Ao compararmos a iconografia do cinema à da  pintura cristã, percebemos que lá o trabalhador  é visto como aquela mesma criatura rara, santa. O cinema mostra o trabalhador de  outras formas também, mas capta  principalmente o elemento referente ao trabalhador presente em outras formas de vida. Quando os filmes americanos falam de poder econômico ou dependência, eles costumam retratar isso usando o exemplo de bandidos, sejam pequenos ou grandes, preferindo essa   dinâmica ao cenário de trabalhadores e empregadores. Devido ao fato da máfia controlar alguns sindicatos dos EUA, a transição do filme trabalhista para o filme  gangster pode ser tranqüila. Concorrência, formações de trust, perda de independência,  destino de funcionários menores e exploração – todos são relegados ao submundo. O filme americano transferiu a luta pelo pão e o pagamento da fábrica para as salas de entrada  dos bancos. Embora os ocidentais freqüentemente lidem também com batalhas sociais, como as que ocorrem entre fazendeiros, elas raramente são travadas em pastagens ou campos, mas com mais freqüência nas ruas da  vila ou no saloon.

Harun Farocki

 

HOLY MOTORS

O trabalho na física está relacionado com o deslocamento de um corpo devido à atuação de uma força, consistindo assim em uma transferência de energia. Quando Farocki analisa a força que puxa os operários para longe da fábrica ao fim do turno diário, o diretor está se referindo a uma força concreta que faz com que aquele movimento acelerado resulte na saída uniformizada e coletiva dos operários de diversas fábricas no mundo no processo de se individualizarem. Uma força que aparentemente age contra um bloco de indivíduos se demonstra na realidade uma congregação de forças que agem em cada operário de acordo com as vidas próprias que cada um possui, vidas estas perdidas durante o turno de trabalho em uma lógica de alienação comunitária.

Aqui Farocki retoma como ensaio uma ideia que Kaurismaki já tinha trabalhado em Sombras no Paraíso (1986) como relato, a ideia de uma vida que é própria a um proletário mas que floresce apenas ao fim do turno diário. Usualmente vemos a saída da fábrica mais como uma extensão do trabalho em outra modulação do que propriamente uma fuga temporária, e devemos ao menos acreditar na possibilidade de um novo tipo de lógica laboral nessa inversão de rotina. Já que a ideia de comunidade não pode sobreviver fora do ambiente do trabalho, Farocki vê a saída dos operários como possível catalisador de uma articulação reformista. Mais que isso, vê o cinema como a possibilidade de propor a faísca necessária para que essa articulação ocorra.

HOLY MOTORS

Mas como poderia o cinema, atividade intelectual, proporcionar uma mudança efetiva? Como se pode transformar a abstração da imagem e reduzi-la a uma práxis materialista? Farocki afirma que há de ser possível encontrar um substituto para a medição manual com o uso de fotografias. É perigoso estar fisicamente em algum lugar para mensurá-lo precisamente, tirar uma foto é um procedimento mais seguro. A primeira imagem de Auschwitz foi tirada a 7000 metros de altitude, mas sequer percebemos do que ela tratava efetivamente naquele momento. A questão que deve ser posta, sabendo que o olho pode manter uma distância segura do objeto e mesmo assim observá-lo, é saber se o olhar pode substituir a presença. O registro de uma imagem pode ser orientado como poesia, controle ou examinação, mas jamais como presença. A presença deve, então, ser intelectualizada.

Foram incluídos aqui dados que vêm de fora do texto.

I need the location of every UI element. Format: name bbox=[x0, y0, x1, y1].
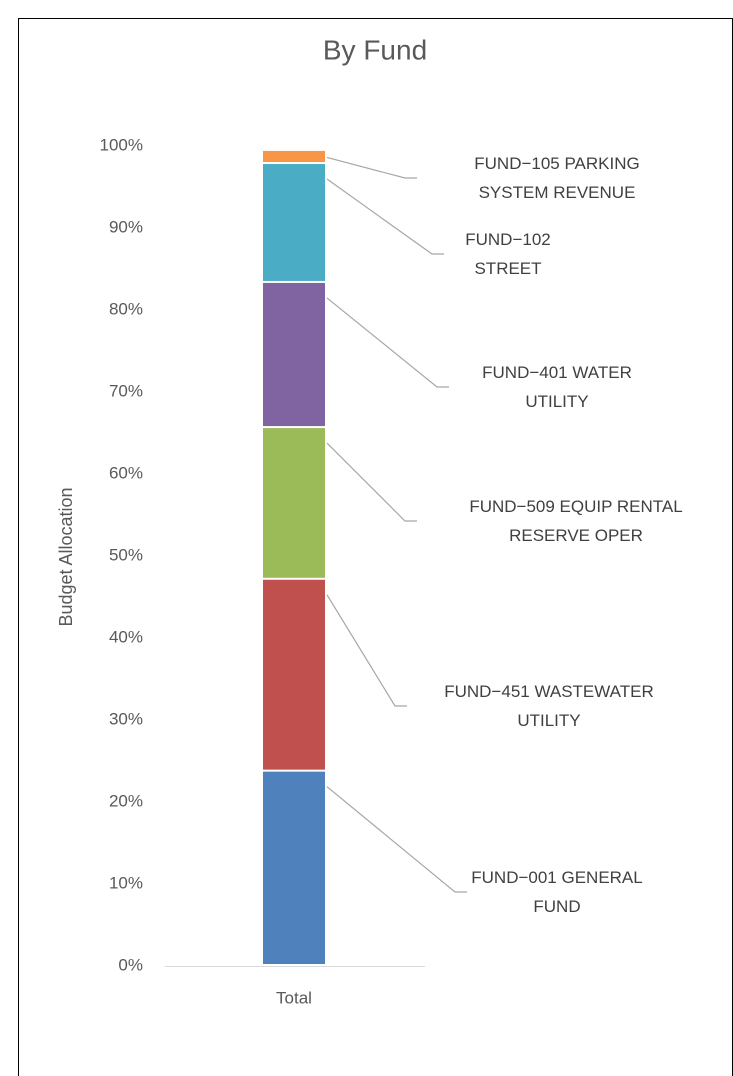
bar-segment bbox=[263, 771, 325, 964]
y-tick-label: 60% bbox=[109, 463, 143, 482]
bar-segment bbox=[263, 164, 325, 281]
bar-segment bbox=[263, 579, 325, 770]
data-label: FUND−001 GENERAL FUND bbox=[471, 867, 643, 916]
leader-line bbox=[326, 178, 444, 255]
data-label: FUND−509 EQUIP RENTAL RESERVE OPER bbox=[469, 496, 683, 545]
chart-title: By Fund bbox=[323, 34, 427, 65]
data-label: FUND−102 STREET bbox=[465, 229, 551, 278]
data-label: FUND−451 WASTEWATER UTILITY bbox=[444, 681, 654, 730]
bar-segment bbox=[263, 282, 325, 427]
y-tick-label: 30% bbox=[109, 709, 143, 728]
y-axis-label: Budget Allocation bbox=[56, 487, 76, 626]
y-tick-label: 40% bbox=[109, 627, 143, 646]
data-label: FUND−105 PARKING SYSTEM REVENUE bbox=[474, 153, 640, 202]
leader-line bbox=[326, 786, 467, 893]
y-tick-label: 10% bbox=[109, 873, 143, 892]
y-tick-label: 70% bbox=[109, 381, 143, 400]
leader-line bbox=[326, 594, 407, 707]
bar-segment bbox=[263, 150, 325, 163]
data-label: FUND−401 WATER UTILITY bbox=[482, 362, 632, 411]
y-tick-label: 0% bbox=[118, 955, 143, 974]
leader-line bbox=[326, 297, 449, 388]
leader-line bbox=[326, 442, 417, 522]
x-tick-label: Total bbox=[276, 988, 312, 1007]
y-tick-label: 50% bbox=[109, 545, 143, 564]
y-tick-label: 20% bbox=[109, 791, 143, 810]
y-tick-label: 100% bbox=[100, 135, 143, 154]
y-tick-label: 90% bbox=[109, 217, 143, 236]
y-tick-label: 80% bbox=[109, 299, 143, 318]
bar-segment bbox=[263, 428, 325, 578]
leader-line bbox=[326, 156, 417, 179]
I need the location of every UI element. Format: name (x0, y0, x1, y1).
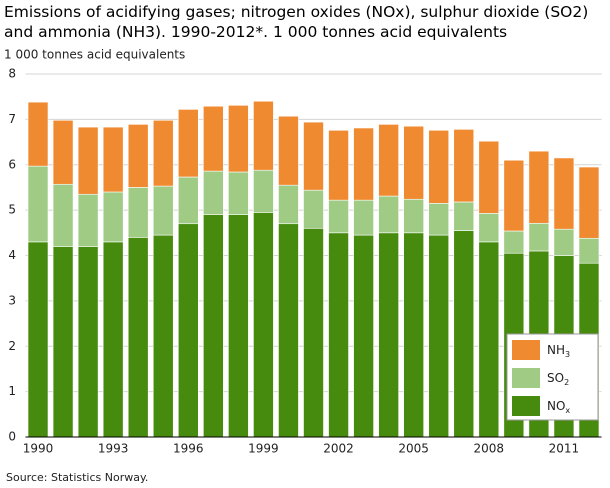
bar-segment (203, 170, 224, 215)
y-tick-label: 8 (8, 67, 16, 81)
bar-segment (152, 119, 174, 187)
bar-segment (478, 140, 500, 214)
bar-segment (152, 185, 174, 236)
bar-segment (27, 241, 49, 438)
bar-segment (453, 230, 475, 438)
bar-segment (353, 127, 374, 201)
y-tick-label: 1 (8, 384, 16, 398)
bar-segment (127, 237, 149, 438)
bar-segment (102, 126, 124, 193)
bar-segment (328, 232, 349, 438)
bar-segment (578, 166, 600, 239)
bar-segment (453, 201, 475, 231)
bar-segment (303, 227, 324, 438)
bar-segment (528, 222, 550, 252)
bar-segment (102, 241, 124, 438)
y-tick-label: 2 (8, 339, 16, 353)
x-tick-label: 1996 (173, 442, 204, 456)
bar-segment (353, 234, 374, 438)
legend-swatch (512, 396, 540, 416)
chart-title: Emissions of acidifying gases; nitrogen … (4, 3, 589, 41)
bar-segment (578, 237, 600, 264)
bar-segment (303, 121, 324, 191)
legend-label: SO2 (547, 371, 569, 388)
bar-segment (428, 203, 450, 236)
x-tick-label: 2011 (549, 442, 580, 456)
y-tick-label: 7 (8, 112, 16, 126)
bar-segment (478, 213, 500, 243)
bar-segment (77, 193, 99, 247)
bar-segment (77, 126, 99, 195)
x-tick-label: 1993 (98, 442, 129, 456)
bar-segment (52, 119, 74, 185)
bar-segment (503, 230, 525, 254)
x-tick-label: 2002 (323, 442, 354, 456)
x-tick-label: 1999 (248, 442, 279, 456)
bar-segment (278, 115, 299, 186)
bar-segment (328, 129, 349, 201)
bar-segment (152, 234, 174, 438)
bar-segment (177, 109, 199, 178)
legend-label: NH3 (547, 343, 570, 360)
bar-segment (353, 199, 374, 236)
y-tick-label: 6 (8, 157, 16, 171)
bar-segment (127, 187, 149, 238)
legend-label-main: SO (547, 371, 564, 385)
bar-segment (428, 234, 450, 438)
legend-label-main: NO (547, 399, 565, 413)
source: Source: Statistics Norway. (6, 471, 148, 484)
legend-swatch (512, 368, 540, 388)
bar-segment (378, 124, 399, 197)
bar-segment (378, 195, 399, 234)
y-tick-label: 4 (8, 248, 16, 262)
bar-segment (453, 129, 475, 203)
bar-segment (203, 214, 224, 438)
bar-segment (278, 184, 299, 225)
bar-segment (102, 191, 124, 243)
bar-segment (228, 214, 249, 438)
y-axis-label: 1 000 tonnes acid equivalents (4, 48, 185, 62)
bar-segment (403, 232, 424, 438)
bar-segment (77, 246, 99, 438)
bar-segment (228, 105, 249, 173)
bar-segment (177, 223, 199, 438)
x-tick-label: 1990 (23, 442, 54, 456)
bar-segment (253, 100, 274, 171)
legend-label-sub: x (565, 406, 570, 415)
bar-segment (27, 165, 49, 243)
legend-label-sub: 3 (565, 350, 570, 359)
legend-swatch (512, 340, 540, 360)
y-tick-label: 3 (8, 293, 16, 307)
bar-segment (328, 199, 349, 234)
x-tick-label: 2005 (398, 442, 429, 456)
legend-label-main: NH (547, 343, 565, 357)
bar-segment (528, 150, 550, 224)
bar-segment (278, 223, 299, 438)
bar-segment (253, 212, 274, 438)
bar-segment (403, 125, 424, 200)
bar-segment (253, 169, 274, 213)
y-tick-label: 0 (8, 430, 16, 444)
bar-segment (478, 241, 500, 438)
legend-label: NOx (547, 399, 570, 416)
y-tick-label: 5 (8, 203, 16, 217)
bar-segment (553, 228, 575, 256)
legend-label-sub: 2 (564, 378, 569, 387)
bar-segment (378, 232, 399, 438)
bar-segment (428, 129, 450, 204)
bar-segment (228, 171, 249, 215)
bar-segment (127, 124, 149, 188)
bar-segment (27, 101, 49, 167)
bar-segment (177, 176, 199, 225)
bar-segment (303, 189, 324, 229)
bar-segment (403, 198, 424, 234)
bar-segment (553, 157, 575, 230)
bar-segment (52, 246, 74, 438)
x-tick-label: 2008 (474, 442, 505, 456)
bar-segment (203, 105, 224, 172)
bar-segment (52, 183, 74, 247)
bar-segment (503, 159, 525, 232)
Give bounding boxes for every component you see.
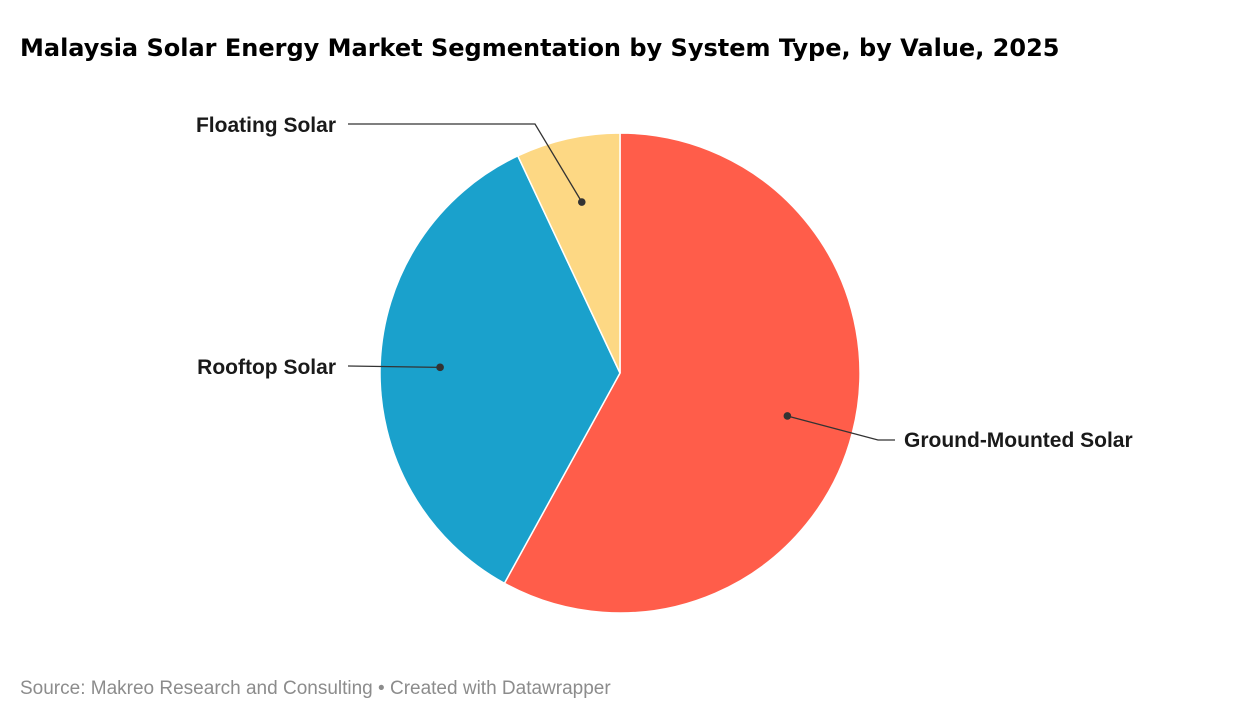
chart-title: Malaysia Solar Energy Market Segmentatio… bbox=[20, 34, 1060, 62]
leader-dot-ground-mounted-solar bbox=[783, 412, 792, 420]
leader-line-ground-mounted-solar bbox=[787, 415, 895, 441]
leader-dot-rooftop-solar bbox=[436, 363, 444, 372]
leader-line-rooftop-solar bbox=[347, 365, 441, 368]
label-rooftop-solar: Rooftop Solar bbox=[197, 356, 336, 379]
source-footer: Source: Makreo Research and Consulting •… bbox=[20, 678, 611, 700]
label-ground-mounted-solar: Ground-Mounted Solar bbox=[904, 429, 1133, 452]
label-leaders bbox=[347, 123, 895, 441]
leader-dot-floating-solar bbox=[577, 198, 586, 206]
credit-text: Created with Datawrapper bbox=[389, 678, 611, 699]
slice-floating-solar bbox=[516, 132, 621, 374]
separator-dot: • bbox=[378, 678, 385, 699]
pie-slices bbox=[379, 132, 861, 614]
slice-rooftop-solar bbox=[379, 154, 621, 585]
source-text: Source: Makreo Research and Consulting bbox=[20, 678, 373, 699]
label-floating-solar: Floating Solar bbox=[196, 114, 336, 137]
slice-labels: Ground-Mounted Solar Rooftop Solar Floatin… bbox=[196, 114, 1133, 452]
leader-line-floating-solar bbox=[348, 123, 583, 203]
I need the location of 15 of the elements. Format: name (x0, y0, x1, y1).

Recentemente a imagem de uma criança morta em uma praia na Turquia foi catalisadora para uma nova política imigratória em toda a Europa. Uma imagem foi capaz de alterar o curso político de um continente inteiro por meses, feito que semanas de diplomacia não foram capazes de concretizar. Assim, felizmente, a intelectualização de uma imagem é espontânea. Sua dialetização não forçosamente, e é por isso que temos a combinação de imagens, o cinema, incumbido com tal tarefa.

O movimento repetitivo das ondas indo em direção à terra é o que provoca a ignição da reflexão. Na fábrica que inicia o filme Imagens do Mundo e Inscrições da Guerra (1989), os pensamentos provenientes desse processo repetitivo, constante, culminam na reflexão. Uma piscina de ondas provocadas por um braço mecânico, um barco à deriva que na realidade tem um movimento programado. Tudo é controlado, tudo é utilitário. A produção em massa é uma produção de guerra. Assim, o estado fundamental econômico nosso é um estado de guerra.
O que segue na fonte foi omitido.